“Terminamos en 2024 y ya no nos volvemos a meter en nada, en asuntos públicos. Yo me jubilo por completo y entonces sí, ya me voy a ir a Palanque, Chiapas, a finales del 24”.
Así lo dijo López Obrador en marzo de este año… por enésima vez.
Pero, ¿por qué la necesidad de estarlo repitiendo una y otra vez? Simple. Porque ni él se lo cree.
En su periodo como jefe de Gobierno de la Ciudad de México, allá por los años 2003 a 2005, repetía una y otra vez en las conferencias mañaneras: “a mí denme por muerto”.
Y tampoco entonces, nadie, ni él se lo creía.
El presidente López Obrador no se considera un político usual, de esos que terminan sus mandatos y se van a disfrutar de las propiedades que acumularon.
Tiene razón AMLO cuando dice que él es honrado. Por eso no se va a retirar a disfrutar sus propiedades. No las tiene.
Lo que tiene es poder. Y un personaje como él, que lo ha acopiado al paso de muchos años y que percibe que lo usa para transformar al país, simple y sencillamente, nunca se va a retirar.
Como los papas o como los jueces de la Suprema Corte de Estados Unidos, tiene una responsabilidad vitalicia.
No, no es la presidencia de la República. Esa posición fue solo de un periodo.
Pero, López Obrador sabe que mientras esté vivo y con fuerza, quiere seguir con la transformación del país, así como la entiende él.
Esa visión es clave para entender el proceso de 2024.
A diferencia de los gobiernos priistas del pasado (no aplica a los panistas, que tuvieron que abrirse al juego democrático interno), él no quiere un heredero, un sucesor. Lo que necesita es alguien que le dé permanencia a los cambios que él considera trascendentes.
Y, a semejanza de los gobiernos priistas, nadie, ni en su entorno ni fuera de él, duda de que será el presidente quien nombre a quien considera que dará permanencia a su proyecto, a su legado.
En esa lógica, tienen pocas probabilidades Marcelo Ebrard o Ricardo Monreal.
Se trata de políticos que tienen su propia historia y sus propias ideas.
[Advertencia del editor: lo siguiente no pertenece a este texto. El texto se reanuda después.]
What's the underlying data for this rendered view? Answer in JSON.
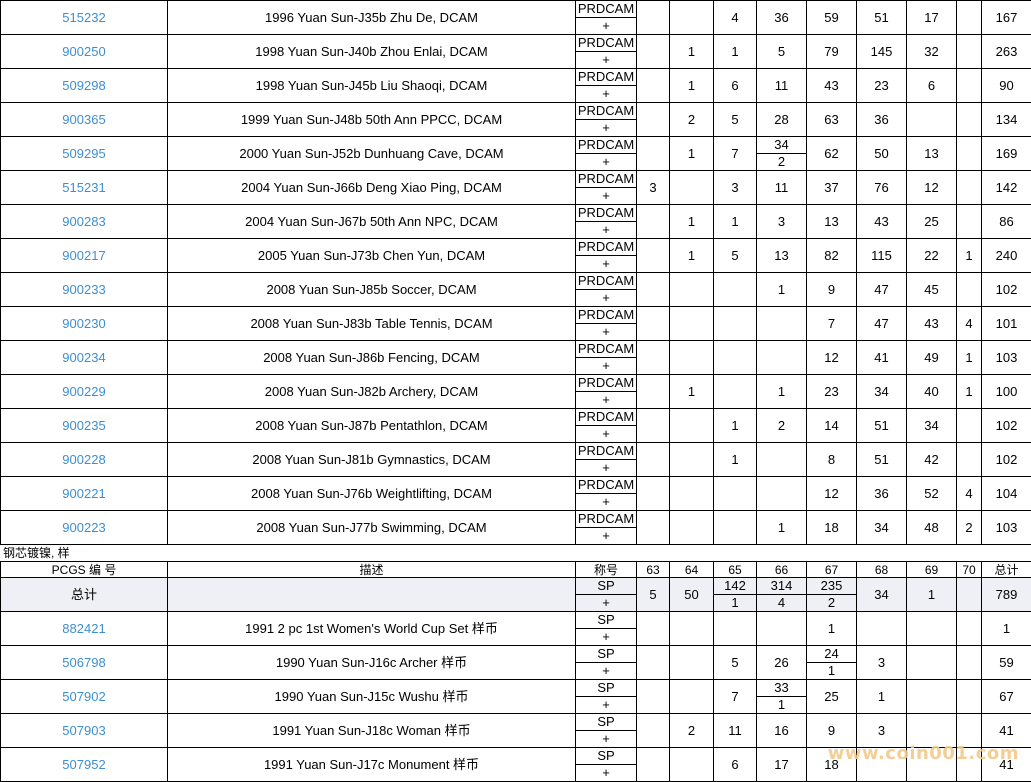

Que a lo largo de los años, a veces han estado con AMLO y a veces no, pues tienen vidas políticas propias.
A diferencia de Claudia Sheinbaum, quien ha hecho su trayectoria a la sombra de López Obrador.
Sheinbaum y su entonces pareja, Carlos Imaz, fueron parte del movimiento estudiantil que en 1986-87 cuestionó el aumento de las cuotas y otros cambios que pretendía el rector de la UNAM, Jorge Carpizo.
Participó en la fundación del PRD y cuando AMLO llegó a la jefatura de Gobierno, fue considerada para integrarse a su equipo cercano, en calidad de secretaria del Medio Ambiente.
Desde entonces fue ganando la confianza del hoy presidente de la República.
Sheinbaum no es la única, pero ninguna persona está tan posicionada y tan cercana a AMLO.
El presidente no quiere sorpresas. Cree que algunos políticos, cuando se vieran en la presidencia, le darían otro sentido a la transformación que él ha emprendido, pues tienen el enorme problema de tener ideas propias.
La única manera de que algún político con esas características se convierta en candidato de Morena es que se le imponga a AMLO.
Y eso, aunque no imposible, se ve hoy altamente improbable.
Personajes como el astuto líder del Senado saben que si la candidatura se resuelve con una encuesta, está perdido. Ya lo vivió en 2017. Por eso cuestionó el método.
Y Ebrard también lo sabe. Ya tuvo que dejarle a AMLO el camino abierto, a golpe de encuestas, en las elecciones de 2012.
Pero AMLO es uno como candidato y otro diferente como un presidente que dejará de serlo. Al primero era muy complicado desafiarlo, al segundo lo es también, pero no imposible.
No se requiere ser pitoniso para saber que la 4T vivirá una tormenta en los próximos años.
El que AMLO vaya a optar por la permanencia, en una reedición del maximato casi un siglo después, en lugar de hacerlo por la herencia, abrirá una grieta.
¿Habrá quien tome el riesgo de aprovecharla?